8 weeks' jail for man who used NRIC details he mistakenly received to redeem face masks

Ng Wee Siang redeemed the face masks on 14 occasions last year. ST PHOTO: KELVIN CHNG

SINGAPORE - A 35-year-old man who had mistakenly received NRIC details of several people exploited the opportunity to redeem their face masks for his personal gain.

Ng Wee Siang did this on 14 occasions during Temasek Foundation's nationwide distribution initiative of face masks early last year.

He was sentenced to eight weeks' jail on Tuesday (Feb 22) after pleading guilty to one count of dishonestly inducing Temasek Foundation to deliver face masks worth $140.

Under Temasek Foundation's mask distribution initiative, which started in February last year, each resident in Singapore was entitled to one navy blue MaskPlus Livinguard reusable face mask worth $10.

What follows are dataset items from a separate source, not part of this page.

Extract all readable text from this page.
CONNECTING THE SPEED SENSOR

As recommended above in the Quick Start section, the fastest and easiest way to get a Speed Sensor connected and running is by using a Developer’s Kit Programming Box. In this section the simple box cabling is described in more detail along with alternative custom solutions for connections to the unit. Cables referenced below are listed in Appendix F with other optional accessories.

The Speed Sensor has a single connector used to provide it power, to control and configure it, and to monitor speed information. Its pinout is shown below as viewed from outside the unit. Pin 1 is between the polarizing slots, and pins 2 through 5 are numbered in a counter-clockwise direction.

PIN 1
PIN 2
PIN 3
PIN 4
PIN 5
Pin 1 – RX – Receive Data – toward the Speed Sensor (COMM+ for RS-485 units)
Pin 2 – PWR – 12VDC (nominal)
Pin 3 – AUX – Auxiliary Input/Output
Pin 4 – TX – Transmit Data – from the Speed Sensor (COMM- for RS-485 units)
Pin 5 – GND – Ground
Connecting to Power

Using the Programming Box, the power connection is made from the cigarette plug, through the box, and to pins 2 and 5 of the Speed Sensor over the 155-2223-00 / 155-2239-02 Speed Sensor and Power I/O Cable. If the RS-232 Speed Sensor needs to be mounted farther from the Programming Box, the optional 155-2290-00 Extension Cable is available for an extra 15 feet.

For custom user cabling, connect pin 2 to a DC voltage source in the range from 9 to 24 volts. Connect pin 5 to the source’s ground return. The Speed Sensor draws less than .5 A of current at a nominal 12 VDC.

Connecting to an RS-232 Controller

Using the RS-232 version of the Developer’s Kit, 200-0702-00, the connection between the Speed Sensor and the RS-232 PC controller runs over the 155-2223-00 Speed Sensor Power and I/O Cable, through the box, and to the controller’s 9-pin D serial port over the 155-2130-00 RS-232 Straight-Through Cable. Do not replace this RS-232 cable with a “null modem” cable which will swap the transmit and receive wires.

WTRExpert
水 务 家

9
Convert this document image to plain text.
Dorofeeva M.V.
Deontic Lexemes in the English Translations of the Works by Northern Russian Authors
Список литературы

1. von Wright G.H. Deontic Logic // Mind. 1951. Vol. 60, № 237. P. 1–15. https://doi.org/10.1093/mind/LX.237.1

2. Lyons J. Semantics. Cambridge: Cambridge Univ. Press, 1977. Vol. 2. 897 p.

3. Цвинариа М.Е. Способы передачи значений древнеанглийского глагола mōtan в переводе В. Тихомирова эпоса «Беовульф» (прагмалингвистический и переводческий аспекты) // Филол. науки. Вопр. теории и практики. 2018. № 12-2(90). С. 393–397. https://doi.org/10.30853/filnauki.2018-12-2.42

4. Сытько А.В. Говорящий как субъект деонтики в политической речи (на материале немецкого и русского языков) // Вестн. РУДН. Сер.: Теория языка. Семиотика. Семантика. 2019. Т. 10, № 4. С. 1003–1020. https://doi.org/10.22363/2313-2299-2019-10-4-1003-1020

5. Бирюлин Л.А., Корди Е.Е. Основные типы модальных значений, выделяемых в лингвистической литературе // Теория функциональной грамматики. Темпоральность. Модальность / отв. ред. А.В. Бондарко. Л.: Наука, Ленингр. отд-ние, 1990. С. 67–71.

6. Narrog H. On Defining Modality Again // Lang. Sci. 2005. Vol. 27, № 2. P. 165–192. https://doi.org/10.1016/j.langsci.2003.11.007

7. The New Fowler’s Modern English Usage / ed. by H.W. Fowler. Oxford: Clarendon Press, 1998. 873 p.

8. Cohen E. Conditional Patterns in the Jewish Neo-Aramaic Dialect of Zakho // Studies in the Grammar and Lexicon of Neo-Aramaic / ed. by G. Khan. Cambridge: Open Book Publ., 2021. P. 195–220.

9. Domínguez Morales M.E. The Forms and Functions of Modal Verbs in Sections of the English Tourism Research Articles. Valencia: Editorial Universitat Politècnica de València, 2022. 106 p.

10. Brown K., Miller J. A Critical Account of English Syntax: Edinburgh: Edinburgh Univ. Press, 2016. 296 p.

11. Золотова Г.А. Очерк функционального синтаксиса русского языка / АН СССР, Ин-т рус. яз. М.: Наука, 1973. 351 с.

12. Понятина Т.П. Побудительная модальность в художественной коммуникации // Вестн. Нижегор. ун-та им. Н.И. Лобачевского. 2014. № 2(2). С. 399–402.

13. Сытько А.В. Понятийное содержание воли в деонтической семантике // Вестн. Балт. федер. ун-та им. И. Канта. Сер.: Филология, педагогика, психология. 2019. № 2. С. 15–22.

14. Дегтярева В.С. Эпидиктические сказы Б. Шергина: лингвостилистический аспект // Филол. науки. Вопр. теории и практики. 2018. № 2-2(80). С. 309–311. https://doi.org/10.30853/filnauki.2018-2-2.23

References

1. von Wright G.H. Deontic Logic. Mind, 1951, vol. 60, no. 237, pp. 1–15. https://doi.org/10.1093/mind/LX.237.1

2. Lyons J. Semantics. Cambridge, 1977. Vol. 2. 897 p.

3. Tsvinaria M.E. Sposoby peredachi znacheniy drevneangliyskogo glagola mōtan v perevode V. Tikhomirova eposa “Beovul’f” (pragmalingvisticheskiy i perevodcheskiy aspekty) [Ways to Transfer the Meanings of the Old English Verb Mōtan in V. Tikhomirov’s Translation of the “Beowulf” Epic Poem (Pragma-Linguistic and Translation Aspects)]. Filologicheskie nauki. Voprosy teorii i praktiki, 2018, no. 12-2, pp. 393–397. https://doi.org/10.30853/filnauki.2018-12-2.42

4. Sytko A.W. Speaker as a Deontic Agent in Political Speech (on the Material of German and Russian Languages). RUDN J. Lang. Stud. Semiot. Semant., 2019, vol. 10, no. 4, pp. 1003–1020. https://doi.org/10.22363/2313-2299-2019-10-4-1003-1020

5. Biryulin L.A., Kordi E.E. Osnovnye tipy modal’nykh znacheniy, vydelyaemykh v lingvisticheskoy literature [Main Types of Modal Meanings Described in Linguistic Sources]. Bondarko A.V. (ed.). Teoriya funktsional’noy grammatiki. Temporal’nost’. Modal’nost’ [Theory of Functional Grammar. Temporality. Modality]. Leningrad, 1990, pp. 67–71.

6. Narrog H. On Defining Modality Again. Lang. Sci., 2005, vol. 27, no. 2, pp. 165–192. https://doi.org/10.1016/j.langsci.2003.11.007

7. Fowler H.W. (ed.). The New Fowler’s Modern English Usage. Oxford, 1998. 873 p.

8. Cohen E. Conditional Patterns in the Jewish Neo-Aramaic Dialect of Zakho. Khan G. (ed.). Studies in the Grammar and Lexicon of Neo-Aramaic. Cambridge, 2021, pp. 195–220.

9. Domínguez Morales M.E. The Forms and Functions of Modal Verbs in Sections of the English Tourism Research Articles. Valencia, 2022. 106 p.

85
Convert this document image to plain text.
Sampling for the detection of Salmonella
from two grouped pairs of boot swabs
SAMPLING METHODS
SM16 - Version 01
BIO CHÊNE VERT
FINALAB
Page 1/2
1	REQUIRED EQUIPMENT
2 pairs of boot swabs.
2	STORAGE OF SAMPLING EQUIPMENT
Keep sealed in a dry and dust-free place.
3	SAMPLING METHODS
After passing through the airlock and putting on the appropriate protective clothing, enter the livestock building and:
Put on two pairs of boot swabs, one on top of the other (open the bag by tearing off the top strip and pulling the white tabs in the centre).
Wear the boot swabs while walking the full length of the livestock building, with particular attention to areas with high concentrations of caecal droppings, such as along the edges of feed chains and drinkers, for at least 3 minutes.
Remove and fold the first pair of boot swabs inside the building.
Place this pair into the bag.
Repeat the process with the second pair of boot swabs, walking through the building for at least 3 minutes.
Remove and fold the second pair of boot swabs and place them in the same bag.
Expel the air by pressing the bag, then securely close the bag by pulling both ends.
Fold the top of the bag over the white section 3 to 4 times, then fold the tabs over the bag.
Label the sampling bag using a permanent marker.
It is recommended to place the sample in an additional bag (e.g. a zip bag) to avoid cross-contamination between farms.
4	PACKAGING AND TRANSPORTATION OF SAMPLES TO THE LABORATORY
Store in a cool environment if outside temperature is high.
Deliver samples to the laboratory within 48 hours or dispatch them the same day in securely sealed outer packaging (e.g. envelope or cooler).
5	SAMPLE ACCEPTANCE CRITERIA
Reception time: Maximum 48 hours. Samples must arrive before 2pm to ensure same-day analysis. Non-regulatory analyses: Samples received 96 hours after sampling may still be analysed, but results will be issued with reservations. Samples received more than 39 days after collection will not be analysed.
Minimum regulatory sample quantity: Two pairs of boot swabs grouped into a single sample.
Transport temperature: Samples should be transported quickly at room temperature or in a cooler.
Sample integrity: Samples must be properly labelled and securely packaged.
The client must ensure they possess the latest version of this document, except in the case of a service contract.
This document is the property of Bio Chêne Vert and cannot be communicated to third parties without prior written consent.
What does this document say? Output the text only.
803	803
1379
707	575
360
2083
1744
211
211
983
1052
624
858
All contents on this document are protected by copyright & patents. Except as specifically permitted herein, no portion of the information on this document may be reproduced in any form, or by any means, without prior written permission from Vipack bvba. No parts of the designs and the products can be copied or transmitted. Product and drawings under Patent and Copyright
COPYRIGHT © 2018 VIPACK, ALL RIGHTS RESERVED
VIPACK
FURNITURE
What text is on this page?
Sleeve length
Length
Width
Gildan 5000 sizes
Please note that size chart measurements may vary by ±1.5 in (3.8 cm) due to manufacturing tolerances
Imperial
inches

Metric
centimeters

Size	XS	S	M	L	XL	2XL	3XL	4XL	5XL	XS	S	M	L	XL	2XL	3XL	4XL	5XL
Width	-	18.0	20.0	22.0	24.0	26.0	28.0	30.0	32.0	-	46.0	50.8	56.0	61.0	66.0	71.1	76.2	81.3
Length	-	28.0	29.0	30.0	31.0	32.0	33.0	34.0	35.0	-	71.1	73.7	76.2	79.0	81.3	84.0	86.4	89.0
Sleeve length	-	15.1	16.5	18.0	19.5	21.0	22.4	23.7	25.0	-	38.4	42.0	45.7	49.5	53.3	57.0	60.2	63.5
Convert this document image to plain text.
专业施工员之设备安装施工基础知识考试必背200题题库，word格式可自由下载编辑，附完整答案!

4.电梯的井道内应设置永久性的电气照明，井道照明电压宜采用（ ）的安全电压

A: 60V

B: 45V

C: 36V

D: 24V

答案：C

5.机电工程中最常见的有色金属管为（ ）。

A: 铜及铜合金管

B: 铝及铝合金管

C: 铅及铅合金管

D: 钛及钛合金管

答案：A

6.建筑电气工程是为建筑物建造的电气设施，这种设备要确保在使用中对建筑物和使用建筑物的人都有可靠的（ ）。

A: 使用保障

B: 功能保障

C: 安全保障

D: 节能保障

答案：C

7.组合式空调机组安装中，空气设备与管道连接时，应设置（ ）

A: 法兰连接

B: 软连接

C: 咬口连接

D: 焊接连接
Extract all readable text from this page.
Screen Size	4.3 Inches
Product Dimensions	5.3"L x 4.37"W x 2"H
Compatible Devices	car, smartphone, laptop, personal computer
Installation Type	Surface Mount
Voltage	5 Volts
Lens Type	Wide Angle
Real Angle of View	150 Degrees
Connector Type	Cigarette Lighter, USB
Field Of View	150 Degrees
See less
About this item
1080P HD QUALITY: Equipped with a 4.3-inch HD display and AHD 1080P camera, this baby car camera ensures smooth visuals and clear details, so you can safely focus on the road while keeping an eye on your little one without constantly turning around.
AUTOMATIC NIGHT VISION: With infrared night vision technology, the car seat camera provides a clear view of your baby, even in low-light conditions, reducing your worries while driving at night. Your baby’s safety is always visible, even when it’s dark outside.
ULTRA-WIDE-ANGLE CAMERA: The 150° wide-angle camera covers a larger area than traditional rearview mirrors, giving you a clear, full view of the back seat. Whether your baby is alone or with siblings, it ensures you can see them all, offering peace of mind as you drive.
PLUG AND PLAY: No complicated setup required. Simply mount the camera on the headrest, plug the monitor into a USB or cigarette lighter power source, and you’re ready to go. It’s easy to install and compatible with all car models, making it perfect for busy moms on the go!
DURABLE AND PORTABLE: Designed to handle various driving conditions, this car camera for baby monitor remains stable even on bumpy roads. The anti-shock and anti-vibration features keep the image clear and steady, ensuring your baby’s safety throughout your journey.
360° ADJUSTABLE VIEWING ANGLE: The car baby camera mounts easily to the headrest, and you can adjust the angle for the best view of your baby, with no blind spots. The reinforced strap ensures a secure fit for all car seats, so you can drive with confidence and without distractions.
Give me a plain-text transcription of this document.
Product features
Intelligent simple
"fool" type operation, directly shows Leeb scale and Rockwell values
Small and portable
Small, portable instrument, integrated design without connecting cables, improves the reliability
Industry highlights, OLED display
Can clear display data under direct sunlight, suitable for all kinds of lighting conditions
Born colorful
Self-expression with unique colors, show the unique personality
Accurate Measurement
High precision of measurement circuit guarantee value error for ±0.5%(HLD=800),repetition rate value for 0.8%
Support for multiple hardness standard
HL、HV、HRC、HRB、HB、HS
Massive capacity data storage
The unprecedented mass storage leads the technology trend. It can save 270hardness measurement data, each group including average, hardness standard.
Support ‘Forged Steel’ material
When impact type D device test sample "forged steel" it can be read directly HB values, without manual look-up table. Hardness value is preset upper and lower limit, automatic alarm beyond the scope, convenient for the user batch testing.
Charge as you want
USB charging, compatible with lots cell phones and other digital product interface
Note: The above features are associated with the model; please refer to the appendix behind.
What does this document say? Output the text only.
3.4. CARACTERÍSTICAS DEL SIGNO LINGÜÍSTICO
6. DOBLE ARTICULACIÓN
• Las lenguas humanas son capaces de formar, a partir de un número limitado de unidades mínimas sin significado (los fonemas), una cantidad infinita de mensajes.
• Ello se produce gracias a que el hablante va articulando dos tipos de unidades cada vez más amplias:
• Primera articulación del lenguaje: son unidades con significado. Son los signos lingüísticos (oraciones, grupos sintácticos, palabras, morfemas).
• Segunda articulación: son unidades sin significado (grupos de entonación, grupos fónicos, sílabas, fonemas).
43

The masks were dispensed by keying in one's NRIC or Foreign Identification Number at vending machines across the island.

The court heard that Ng, a waiter at a cafe, had received the NRIC numbers of several people from his workplace and by accident.

In December 2019, he obtained a photo of his manager's identity card and kept it in his phone.

Some time before March last year, he received a photo of an employee name list that was mistakenly sent to him via messaging platform WhatsApp. The list contained the names and NRIC numbers of 17 Singapore citizens.

Despite having no connection to these people, Ng took a screenshot of the list.

He also kept a Central Provident Fund printout from his previous employer, which contained the personal details of six Singaporeans.

Between March 2 and March 4 last year, Ng used the NRIC numbers to redeem 14 Temasek Foundation face masks at various locations in Singapore.

His offences came to light when his manager made a complaint to the police after he was unable to redeem his mask.

Seeking at least 10 weeks' jail, Deputy Public Prosecutor Louis Ngia said Ng had capitalised on his wrongful retention of NRIC details and significantly intruded on the privacy of others.

Ng's lawyer Tan Jin Song, from Havelock Law, said his client's crime was not sophisticated: "With respect to him, it was quite a dumb plan."

Ng could have been jailed for up to 10 years and fined for his offences.